Diğer taraftan, görevsizlik kararı verilmesi gereken hallerde, görevli mahkemece, davacı … Yönetimi tarafından, uygulama kadastrosundan önce genel mahkemede açılıp sonuçlanan tapu iptal ve tescil davası bulunduğu da gözönünde tutulmalıdır” denilmektedir.
Mahkemece bozmaya uyulduktan sonra yapılan yargılama sonucu davanın 3402 sayılı Kadastro Kanununun 22/2-a maddesine itiraz yönünden reddine, dava konusu taşınmazın 3402 sayılı Kanunun 22/2-a maddesi uyarınca düzenlenen kadastro uygulama tutanağındaki gibi tapu siciline aynen aktarılmasına, davacı … yönetiminin dava konusu taşınmazın orman niteliğiyle hazine adına tapuya tescili istemi yönünden mahkemenin görevsizliğine karar verilmiş, hüküm davacı … Yönetimi tarafından temyiz edilmiştir
Dava, dava dilekçesindeki açıklamaya göre uygulama kadastrosuna itiraz ve tapu iptal ve tescil niteliğindedir.

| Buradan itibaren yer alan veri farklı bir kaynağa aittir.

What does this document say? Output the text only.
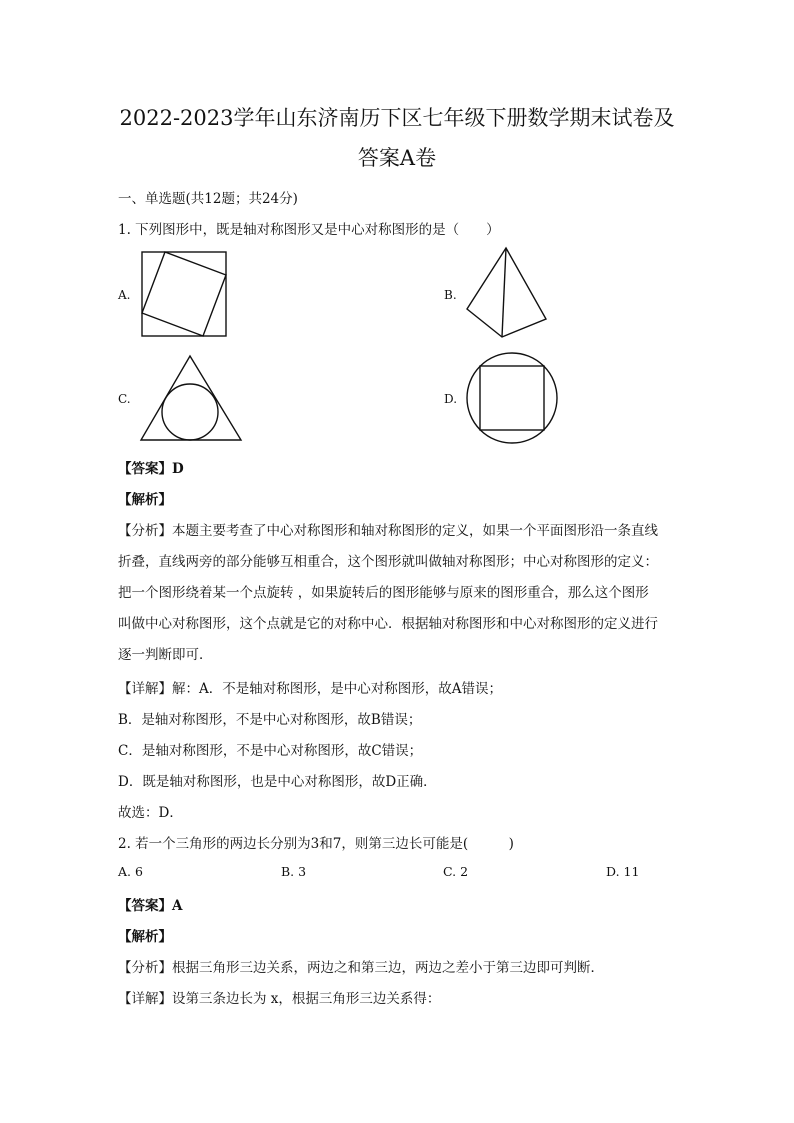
2022-2023学年山东济南历下区七年级下册数学期末试卷及
答案A卷
一、单选题(共12题；共24分)
1. 下列图形中，既是轴对称图形又是中心对称图形的是（　　）
A.	B.
C.	D.
【答案】D
【解析】
【分析】本题主要考查了中心对称图形和轴对称图形的定义，如果一个平面图形沿一条直线
折叠，直线两旁的部分能够互相重合，这个图形就叫做轴对称图形；中心对称图形的定义：
把一个图形绕着某一个点旋转 ，如果旋转后的图形能够与原来的图形重合，那么这个图形
叫做中心对称图形，这个点就是它的对称中心．根据轴对称图形和中心对称图形的定义进行
逐一判断即可．
【详解】解：A．不是轴对称图形，是中心对称图形，故A错误；
B．是轴对称图形，不是中心对称图形，故B错误；
C．是轴对称图形，不是中心对称图形，故C错误；
D．既是轴对称图形，也是中心对称图形，故D正确．
故选：D．
2. 若一个三角形的两边长分别为3和7，则第三边长可能是(　　　)
A. 6	B. 3	C. 2	D. 11
【答案】A
【解析】
【分析】根据三角形三边关系，两边之和第三边，两边之差小于第三边即可判断．
【详解】设第三条边长为 x，根据三角形三边关系得：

Çekişmeli taşınmazın bulunduğu yerde tesbit tarihinden önce 1942 yılında yapılıp kesinleşen orman kadastrosu bulunmaktadır. Daha sonra ilk tahdidin aplikasyonu ve sınırlandırması Yargıtay 2. Hukuk Dairesi Başkanın hakem sıfatıyla verdiği karar ile iptal edilen ormanların kadastrosu 1976 yılında yapılıp ekip çalışmaları 15.09.1976 tarihinde, itirazları inceleyen 7 numaralı Orman Kadastro Komisyonu işlemleri ise 09.12.1976 tarihinde ilan edilmiştir. 36 numaralı Orman Kadastro Komisyonunca 1988 yılında aplikasyon, sınırlandırması yapılmamış ormanların kadastrosu ve 3302 sayılı Kanun ile değişik 6831 sayılı Kanunun 2/B madde uygulaması yapılıp 15.06.1989 tarihinde ilan edilmiştir.
İncelenen dosya kapsamına, kararın dayandığı gerekçeye, uyulan bozma kararı uyarınca işlem yapıldığına, 3402 sayılı Kanunun 22/2-A maddesi uyarınca yapılan uygulama kadastrosunun kanun ve yönetmelik hükümlerine uygun olduğuna, tapu iptali ve tescil talebi hakkında görevsizlik kararı verilmesinde bir isabetsizlik bulunmadığına göre yerinde görülmeyen temyiz itirazlarının reddiyle, usul ve kanuna uygun olan hükmün ONANMASINA, 7139 sayılı Kanununun 33. maddesi uyarınca Orman Yönetiminden harç alınmasına yer olmadığına 10/06/2019 günü oy birliğiyle karar verildi.